Figure 7. Apical-Out Airway Organoids Are Susceptible to Infection with Influenza A, Influenza B, and Rhinovirus A-16

(A) Terminally differentiated apical-out airway organoids were infected with Influenza A (IAV), Influenza B (IBV), and Rhinovirus-A16 (RV-A16). The viral loads in the supernatant were detected by qPCR in samples harvested at 24-hour intervals. Data points represent mean values of all biological replicates (n = 3) and error bars represent the standard deviation. When compared to (B) mock-infected organoids, the infected apical-out airway organoids showed clear signs of cytopathogenic effect (CPE) following infection with (C) RV-A16, (D) IAV, and (E) IBV 48 hours post infection. Differences in the pathogenicity of each virus could be detected; high levels of CPE were observed in apical-out airway organoids infected with IAV or IBV, whereas apical-out airway organoids infected with RV-A16 showed only moderate levels of CPE.

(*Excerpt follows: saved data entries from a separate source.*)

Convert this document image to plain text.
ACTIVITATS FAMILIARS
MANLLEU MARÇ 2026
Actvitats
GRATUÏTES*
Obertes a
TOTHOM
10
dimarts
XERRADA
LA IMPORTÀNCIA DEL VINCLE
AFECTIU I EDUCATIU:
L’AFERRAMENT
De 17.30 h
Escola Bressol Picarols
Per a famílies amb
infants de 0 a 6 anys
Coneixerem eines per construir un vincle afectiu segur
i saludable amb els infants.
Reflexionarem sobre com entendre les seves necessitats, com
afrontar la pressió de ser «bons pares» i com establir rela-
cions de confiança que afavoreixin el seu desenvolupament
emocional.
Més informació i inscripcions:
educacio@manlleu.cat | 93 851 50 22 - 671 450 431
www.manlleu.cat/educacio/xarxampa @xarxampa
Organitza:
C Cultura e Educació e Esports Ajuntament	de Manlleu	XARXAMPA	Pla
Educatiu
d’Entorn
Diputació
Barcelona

Figure 8. Mature Organoids Were Incubated with Enterovirus-D68 in the Presence or Absence of Itraconazole (ITZ) or Rupintrivir (RUP) to Study Antiviral Effects

To assess whether the PneumaCult™ Apical-Out Airway Organoid system was susceptible to infection to common respiratory viruses, day 15 differentiated organoids were infected with enterovirus-D68 (EV-D68). (A) At 0 hours post infection, the EV-D68 (VP1, green) could be seen binding to the apical surface (ciliated cells; acetylated tubulin; red). (B) After 6 hours, cells containing double-strand RNA (dsRNA; red), an intermediate stage during the viral replication cycle, can be identified. These cells are also positive for viral protein (VP1, green) and (C and D, orange bars) generate high viral RNA titers, (E) while showing evidence of cytopathogenic effect (CPE). (C, teal bars) Treatment with Itraconazole (ITZ) reduced the viral RNA levels by approximately 2 orders of magnitude and (F) slightly ameliorated the CPE levels. (D, teal bars) Treatment with Rupintrivir (RUP) completely inhibited viral replication, (G) resulting in the absence of any CPE. (H) Measuring the Relative Fluorescent Units (RFU) 72 hours post infection indicated changes in the levels of ATP and viability of the organoids, and revealed a sharp decline in viability following infection with EV-D68. A partial rescue was detected in infected apical-out airway organoids treated with ITZ, whereas those treated with RUP were almost completely rescued.